August 10th exactly a year ago was a very big day for me. It was the day that I started my job that I have now at the hospital. I was very excited. The job I had left had been slowly depressing me emotionally and financially for the last five years. The new job paid much more and seemed like such a great opportunity.
365 days later, here I am, oddly enough, wearing exactly the same shirt that I wore to orientation last year (zebra print Calvin Klein short sleeved cardigan). My heart feels differently than it did last year. Last year it was full of mirth and excitement. This year, it's just depressed and tired of my less than perfect working environment.
In honor of my one year work-a-versary I've been thinking a lot about work.

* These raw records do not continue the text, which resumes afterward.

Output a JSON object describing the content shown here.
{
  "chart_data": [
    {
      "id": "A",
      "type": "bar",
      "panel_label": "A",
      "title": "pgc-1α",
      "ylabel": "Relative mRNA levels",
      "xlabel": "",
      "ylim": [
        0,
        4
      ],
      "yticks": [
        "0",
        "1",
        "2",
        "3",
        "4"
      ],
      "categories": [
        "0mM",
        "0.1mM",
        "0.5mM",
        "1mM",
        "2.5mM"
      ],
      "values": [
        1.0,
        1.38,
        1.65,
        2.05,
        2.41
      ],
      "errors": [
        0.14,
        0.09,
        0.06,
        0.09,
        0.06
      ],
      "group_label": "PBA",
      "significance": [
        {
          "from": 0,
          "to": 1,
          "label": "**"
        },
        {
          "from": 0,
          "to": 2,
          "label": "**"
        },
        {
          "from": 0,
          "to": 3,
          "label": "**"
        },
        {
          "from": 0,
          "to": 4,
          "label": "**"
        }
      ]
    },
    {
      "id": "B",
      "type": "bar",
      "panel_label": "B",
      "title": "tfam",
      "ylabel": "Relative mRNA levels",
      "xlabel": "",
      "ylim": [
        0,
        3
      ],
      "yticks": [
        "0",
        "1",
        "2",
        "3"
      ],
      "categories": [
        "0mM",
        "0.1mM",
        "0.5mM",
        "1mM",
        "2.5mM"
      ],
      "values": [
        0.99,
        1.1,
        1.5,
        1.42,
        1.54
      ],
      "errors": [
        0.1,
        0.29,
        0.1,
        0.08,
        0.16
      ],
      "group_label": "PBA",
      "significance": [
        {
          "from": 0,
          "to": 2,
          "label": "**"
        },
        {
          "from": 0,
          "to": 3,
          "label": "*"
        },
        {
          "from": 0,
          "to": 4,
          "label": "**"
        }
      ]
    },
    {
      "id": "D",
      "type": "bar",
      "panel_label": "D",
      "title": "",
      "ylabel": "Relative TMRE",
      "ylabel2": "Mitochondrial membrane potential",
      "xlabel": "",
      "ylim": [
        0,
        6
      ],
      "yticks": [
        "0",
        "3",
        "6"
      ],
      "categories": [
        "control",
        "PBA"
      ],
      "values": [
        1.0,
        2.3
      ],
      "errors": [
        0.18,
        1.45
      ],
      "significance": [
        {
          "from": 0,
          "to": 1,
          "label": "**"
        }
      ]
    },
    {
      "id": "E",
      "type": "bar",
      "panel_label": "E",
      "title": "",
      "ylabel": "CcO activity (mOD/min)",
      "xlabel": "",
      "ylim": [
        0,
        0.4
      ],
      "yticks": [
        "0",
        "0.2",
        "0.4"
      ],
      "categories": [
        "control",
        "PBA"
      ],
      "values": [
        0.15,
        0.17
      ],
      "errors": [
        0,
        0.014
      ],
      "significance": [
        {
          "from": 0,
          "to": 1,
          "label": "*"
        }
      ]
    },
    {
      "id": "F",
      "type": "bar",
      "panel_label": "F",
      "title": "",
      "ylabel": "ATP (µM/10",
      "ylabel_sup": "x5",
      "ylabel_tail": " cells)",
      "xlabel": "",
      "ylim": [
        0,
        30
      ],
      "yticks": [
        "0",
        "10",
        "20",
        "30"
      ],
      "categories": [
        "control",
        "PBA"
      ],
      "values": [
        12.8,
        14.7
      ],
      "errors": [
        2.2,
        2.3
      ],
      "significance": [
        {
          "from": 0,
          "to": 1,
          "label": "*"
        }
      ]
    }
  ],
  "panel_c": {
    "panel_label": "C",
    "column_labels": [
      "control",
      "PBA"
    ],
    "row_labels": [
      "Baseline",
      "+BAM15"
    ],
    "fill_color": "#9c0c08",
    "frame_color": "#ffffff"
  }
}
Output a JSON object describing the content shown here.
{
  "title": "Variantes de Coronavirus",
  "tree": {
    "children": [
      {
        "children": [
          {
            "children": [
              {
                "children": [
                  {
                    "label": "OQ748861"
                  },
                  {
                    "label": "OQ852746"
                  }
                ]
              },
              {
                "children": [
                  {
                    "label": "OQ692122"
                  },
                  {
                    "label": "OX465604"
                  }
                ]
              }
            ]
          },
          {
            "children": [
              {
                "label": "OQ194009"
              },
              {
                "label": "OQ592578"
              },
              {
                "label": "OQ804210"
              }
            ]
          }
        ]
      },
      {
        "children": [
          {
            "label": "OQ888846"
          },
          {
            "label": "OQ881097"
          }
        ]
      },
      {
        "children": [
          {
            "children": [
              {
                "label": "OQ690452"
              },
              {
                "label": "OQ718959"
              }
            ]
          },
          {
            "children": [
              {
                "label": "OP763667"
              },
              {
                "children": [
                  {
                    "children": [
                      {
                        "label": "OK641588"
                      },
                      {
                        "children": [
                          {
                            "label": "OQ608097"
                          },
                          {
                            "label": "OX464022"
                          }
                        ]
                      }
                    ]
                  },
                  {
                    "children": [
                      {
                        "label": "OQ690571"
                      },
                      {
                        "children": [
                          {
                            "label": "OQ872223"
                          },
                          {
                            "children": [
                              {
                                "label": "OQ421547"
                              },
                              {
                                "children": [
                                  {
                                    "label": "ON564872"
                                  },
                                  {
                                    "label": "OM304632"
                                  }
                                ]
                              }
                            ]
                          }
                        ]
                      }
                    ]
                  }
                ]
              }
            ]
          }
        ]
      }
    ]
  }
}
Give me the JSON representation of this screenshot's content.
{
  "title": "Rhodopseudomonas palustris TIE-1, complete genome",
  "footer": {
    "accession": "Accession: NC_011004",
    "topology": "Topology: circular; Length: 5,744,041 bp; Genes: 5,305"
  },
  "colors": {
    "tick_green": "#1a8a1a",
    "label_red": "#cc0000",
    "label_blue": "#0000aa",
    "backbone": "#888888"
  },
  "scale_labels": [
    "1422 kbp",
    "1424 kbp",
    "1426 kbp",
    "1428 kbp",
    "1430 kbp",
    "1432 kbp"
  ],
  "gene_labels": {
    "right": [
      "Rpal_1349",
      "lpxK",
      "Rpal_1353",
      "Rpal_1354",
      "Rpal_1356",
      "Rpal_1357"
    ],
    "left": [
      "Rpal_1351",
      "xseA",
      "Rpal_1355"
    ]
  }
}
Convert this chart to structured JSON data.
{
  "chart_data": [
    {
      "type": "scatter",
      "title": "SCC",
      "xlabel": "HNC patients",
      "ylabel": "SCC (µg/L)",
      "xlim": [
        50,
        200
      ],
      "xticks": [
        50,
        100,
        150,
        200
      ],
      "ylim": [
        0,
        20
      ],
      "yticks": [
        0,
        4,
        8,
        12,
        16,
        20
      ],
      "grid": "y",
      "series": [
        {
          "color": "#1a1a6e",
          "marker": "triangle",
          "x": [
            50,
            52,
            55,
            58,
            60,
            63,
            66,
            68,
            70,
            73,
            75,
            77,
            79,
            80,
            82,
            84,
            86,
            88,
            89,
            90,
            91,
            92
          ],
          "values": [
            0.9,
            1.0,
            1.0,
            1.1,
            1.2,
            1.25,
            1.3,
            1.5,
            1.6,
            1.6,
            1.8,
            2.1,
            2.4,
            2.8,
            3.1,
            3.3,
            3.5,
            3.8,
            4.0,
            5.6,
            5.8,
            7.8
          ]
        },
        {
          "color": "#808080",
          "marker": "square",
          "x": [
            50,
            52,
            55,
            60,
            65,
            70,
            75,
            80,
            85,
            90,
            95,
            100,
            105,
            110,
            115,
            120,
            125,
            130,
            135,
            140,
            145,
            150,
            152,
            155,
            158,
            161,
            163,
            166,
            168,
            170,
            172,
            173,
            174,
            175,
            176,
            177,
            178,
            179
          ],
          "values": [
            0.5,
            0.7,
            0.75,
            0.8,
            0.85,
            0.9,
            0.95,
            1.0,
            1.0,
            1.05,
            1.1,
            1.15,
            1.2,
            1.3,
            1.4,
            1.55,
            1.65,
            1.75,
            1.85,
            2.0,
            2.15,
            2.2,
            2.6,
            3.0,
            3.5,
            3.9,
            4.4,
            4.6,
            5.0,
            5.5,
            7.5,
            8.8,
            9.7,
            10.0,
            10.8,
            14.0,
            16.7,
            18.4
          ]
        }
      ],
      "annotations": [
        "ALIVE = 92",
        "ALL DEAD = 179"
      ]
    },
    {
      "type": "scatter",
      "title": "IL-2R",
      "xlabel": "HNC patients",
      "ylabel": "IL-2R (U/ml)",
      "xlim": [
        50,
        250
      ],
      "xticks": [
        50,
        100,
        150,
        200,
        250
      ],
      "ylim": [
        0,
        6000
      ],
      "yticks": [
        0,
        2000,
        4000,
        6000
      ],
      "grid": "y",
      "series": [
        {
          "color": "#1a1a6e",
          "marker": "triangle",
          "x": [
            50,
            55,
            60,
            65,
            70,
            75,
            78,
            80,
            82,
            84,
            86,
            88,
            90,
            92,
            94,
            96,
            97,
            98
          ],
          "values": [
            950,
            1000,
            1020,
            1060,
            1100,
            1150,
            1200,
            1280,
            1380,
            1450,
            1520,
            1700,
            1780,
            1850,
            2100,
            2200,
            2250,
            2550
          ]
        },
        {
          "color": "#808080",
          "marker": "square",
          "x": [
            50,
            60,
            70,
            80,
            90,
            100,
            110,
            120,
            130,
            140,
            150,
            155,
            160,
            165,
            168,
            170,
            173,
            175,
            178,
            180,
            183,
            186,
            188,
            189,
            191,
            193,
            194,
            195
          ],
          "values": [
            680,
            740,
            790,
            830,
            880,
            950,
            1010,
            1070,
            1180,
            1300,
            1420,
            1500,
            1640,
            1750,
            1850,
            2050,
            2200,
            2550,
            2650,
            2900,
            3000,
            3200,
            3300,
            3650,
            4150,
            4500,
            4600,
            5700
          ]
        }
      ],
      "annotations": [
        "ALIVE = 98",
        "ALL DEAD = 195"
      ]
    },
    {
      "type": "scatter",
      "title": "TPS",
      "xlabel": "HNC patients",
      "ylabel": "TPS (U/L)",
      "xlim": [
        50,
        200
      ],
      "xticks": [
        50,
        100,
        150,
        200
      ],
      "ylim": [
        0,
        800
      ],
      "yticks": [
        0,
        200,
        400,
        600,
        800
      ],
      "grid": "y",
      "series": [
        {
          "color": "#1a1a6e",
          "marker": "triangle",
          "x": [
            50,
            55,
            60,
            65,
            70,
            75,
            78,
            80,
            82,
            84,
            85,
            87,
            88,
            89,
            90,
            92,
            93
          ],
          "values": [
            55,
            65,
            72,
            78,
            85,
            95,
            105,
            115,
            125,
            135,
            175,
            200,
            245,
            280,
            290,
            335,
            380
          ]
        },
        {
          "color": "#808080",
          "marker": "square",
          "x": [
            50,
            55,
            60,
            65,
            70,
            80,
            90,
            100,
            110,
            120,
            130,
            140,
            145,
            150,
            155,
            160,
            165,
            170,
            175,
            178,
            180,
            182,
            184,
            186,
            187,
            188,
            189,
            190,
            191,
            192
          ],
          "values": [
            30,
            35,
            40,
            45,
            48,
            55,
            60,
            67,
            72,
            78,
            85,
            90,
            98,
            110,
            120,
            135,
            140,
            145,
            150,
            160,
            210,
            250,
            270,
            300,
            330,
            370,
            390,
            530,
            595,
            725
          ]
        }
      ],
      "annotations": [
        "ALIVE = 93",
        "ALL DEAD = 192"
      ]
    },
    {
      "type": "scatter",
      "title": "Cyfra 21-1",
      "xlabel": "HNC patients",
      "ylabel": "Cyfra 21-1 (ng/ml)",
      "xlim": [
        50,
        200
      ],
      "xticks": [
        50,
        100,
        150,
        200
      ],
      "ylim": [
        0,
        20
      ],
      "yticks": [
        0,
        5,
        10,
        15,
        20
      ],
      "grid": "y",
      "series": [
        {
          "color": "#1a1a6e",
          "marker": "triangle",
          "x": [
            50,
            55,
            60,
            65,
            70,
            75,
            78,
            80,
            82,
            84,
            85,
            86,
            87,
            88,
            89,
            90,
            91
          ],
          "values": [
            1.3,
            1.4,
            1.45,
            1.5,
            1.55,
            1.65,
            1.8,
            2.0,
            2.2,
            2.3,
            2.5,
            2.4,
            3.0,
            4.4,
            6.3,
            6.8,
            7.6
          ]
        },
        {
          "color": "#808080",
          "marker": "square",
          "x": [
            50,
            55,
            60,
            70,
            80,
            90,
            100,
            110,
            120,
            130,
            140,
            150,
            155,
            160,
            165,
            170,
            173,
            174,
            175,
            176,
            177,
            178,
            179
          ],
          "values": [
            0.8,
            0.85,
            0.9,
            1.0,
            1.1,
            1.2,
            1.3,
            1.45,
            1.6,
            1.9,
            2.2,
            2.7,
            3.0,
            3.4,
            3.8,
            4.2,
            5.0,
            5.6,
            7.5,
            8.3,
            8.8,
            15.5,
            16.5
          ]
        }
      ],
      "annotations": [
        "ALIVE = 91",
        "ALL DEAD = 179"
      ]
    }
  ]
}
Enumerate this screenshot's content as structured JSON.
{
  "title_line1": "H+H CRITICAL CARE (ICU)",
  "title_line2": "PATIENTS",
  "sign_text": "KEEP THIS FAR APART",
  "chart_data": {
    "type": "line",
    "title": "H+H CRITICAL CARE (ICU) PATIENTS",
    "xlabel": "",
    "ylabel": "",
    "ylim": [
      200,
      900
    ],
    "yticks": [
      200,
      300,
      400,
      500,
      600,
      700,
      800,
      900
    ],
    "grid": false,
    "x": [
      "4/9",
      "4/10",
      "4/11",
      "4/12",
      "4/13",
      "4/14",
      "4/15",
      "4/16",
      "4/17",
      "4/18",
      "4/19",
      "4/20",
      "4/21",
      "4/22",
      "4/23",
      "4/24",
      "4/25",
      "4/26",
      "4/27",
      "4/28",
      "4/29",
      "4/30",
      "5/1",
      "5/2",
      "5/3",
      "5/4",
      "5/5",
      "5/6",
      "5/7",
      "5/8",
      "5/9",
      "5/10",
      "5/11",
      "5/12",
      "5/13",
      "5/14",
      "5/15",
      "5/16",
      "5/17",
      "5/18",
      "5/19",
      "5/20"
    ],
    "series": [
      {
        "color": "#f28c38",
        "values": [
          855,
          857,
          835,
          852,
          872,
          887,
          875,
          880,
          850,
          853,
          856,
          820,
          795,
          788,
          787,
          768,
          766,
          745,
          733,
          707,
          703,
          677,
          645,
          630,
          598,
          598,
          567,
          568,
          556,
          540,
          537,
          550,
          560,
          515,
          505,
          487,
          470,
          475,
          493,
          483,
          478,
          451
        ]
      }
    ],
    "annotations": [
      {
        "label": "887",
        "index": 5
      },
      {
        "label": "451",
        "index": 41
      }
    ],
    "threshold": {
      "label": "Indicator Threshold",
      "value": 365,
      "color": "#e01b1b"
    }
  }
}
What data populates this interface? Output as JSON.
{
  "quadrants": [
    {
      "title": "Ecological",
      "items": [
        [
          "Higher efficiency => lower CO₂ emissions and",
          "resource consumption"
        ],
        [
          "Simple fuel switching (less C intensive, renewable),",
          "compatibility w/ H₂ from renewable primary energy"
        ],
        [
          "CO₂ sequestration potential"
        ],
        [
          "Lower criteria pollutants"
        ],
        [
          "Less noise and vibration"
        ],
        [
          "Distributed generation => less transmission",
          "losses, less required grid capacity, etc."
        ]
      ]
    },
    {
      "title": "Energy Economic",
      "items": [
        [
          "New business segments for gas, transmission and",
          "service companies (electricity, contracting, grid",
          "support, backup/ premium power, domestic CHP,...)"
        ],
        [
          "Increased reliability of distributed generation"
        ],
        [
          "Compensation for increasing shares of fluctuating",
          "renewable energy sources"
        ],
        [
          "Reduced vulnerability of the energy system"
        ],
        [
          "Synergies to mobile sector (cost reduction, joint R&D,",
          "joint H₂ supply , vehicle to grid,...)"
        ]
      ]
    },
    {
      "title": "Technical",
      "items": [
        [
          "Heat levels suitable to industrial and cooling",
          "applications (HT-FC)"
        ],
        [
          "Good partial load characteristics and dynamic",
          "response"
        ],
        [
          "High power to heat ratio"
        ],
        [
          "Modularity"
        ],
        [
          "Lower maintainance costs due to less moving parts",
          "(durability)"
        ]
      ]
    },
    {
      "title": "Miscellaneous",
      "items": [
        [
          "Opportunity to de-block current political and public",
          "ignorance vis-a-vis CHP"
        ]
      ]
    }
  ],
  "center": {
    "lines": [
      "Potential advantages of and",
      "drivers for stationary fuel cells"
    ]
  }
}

I'm not happy in my job at all. I'm not even sure if I'm happy with my career. Unfortunately, I seem to be good at what I do, and can make money doing it, so I stay. I would LOVE to be able to do something creative, where I don't have to sit at my desk, in front of a computer all day. I want to be in front of a sewing machine.
Maybe there's a way where I can be a computer nerd that gets paid, and sit in front of a sewing machine? Maybe I can do sewing on the side. Think I could get anyone to hire me to make sewing stuff? These are the thoughts that have been going through my head all day. What do you think , how hard would it really be to get a little side job sewing?